It was seemingly only a matter of time before The Crown star, Emma Corrin was immersed fully into the zeitgeist, and today appears to be the day with the announcement that she will join Harry Styles in a new queer film titled My Policeman.
The Golden Globe-nominated actor will play a role she is rather familiar with after her breakout role as Princess Diana: a third-wheeling wife. Based on Bethany Roberts' novel of the same name, the story is set in the late 1990s, when elderly Patrick arrives at Marion (Corrin) and Tom’s (Styles) home. Patrick's presence triggers the exploration of monumental events from 40 years previous: the passionate relationship between Tom and Patrick at a time when homosexuality was illegal.

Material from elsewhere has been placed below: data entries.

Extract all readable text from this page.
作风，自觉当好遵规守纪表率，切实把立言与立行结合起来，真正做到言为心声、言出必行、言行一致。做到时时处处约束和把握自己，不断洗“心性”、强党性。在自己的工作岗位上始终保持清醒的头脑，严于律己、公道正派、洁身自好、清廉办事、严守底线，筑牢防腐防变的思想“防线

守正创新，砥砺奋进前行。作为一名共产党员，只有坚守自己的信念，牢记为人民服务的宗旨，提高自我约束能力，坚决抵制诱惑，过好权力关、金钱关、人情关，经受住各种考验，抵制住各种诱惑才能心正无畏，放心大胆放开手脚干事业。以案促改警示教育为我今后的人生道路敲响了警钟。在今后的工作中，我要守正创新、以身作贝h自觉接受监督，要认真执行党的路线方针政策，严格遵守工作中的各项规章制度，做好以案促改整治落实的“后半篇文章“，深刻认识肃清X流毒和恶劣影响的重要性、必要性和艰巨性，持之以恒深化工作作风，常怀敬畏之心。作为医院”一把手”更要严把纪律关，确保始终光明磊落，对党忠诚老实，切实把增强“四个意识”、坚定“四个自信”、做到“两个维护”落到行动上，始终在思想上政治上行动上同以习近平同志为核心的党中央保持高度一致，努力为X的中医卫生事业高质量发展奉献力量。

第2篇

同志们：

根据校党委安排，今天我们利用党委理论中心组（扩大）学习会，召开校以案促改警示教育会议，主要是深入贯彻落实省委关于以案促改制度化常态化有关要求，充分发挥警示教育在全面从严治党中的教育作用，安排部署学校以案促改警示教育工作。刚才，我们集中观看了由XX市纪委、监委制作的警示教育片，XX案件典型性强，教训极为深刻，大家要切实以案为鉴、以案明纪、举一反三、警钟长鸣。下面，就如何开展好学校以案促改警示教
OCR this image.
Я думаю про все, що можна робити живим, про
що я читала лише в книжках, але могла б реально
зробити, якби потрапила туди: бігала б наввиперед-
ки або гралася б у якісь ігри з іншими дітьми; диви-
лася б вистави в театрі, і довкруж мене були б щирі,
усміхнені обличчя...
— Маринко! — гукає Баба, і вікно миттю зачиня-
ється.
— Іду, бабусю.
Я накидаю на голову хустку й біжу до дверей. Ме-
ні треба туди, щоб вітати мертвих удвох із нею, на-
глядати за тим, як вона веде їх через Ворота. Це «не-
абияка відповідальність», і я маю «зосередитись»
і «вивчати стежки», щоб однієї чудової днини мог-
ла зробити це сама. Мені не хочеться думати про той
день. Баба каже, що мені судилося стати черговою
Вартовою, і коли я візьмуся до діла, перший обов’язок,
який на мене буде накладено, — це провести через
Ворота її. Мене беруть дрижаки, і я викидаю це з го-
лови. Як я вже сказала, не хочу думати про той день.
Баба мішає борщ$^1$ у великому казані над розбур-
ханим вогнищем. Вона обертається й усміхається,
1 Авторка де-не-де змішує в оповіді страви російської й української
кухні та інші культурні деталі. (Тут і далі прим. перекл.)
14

My Policeman is set to be directed by Tony and Olivier Award winner Michael Grandage, featuring a script from Oscar and Emmy nominee Ron Nyswaner. It will be produced by Greg Berlanti, Robbie Rogers and Sarah Schecter of Berlanti-Schechter Films. The film is expected to start shooting in April 2021, and will premiere on Amazon Prime.
Lily James was originally slated to play the role of Marion when Styles’ casting was first announced in September last year, but the actress dropped out of the project citing to unforeseen circumstances, leaving Corrin room to swoop in, uniting the emerging but extremely popular actors.
We are, of course, huge fans of Styles, and excited to watch his face for hours on end. However, it would feel remiss if we didn't touch on the dialogue of letting non-queer actors play queer roles. As previously mentioned, Styles' sexuality has been left rather ambiguous in the eyes of the media, which is absolutely his right. As such, the conversation remains to question who should be first in line to be considered for these roles, but the nuance lies in our obsession to immediately and swiftly label people in order to establish where they fit. In Styles' case, he doesn't appear to be in any rush to be saddled with a label, so for now, we'll have to hope that his intention of ambiguity lies in exploration, and not in co-opting queer identities.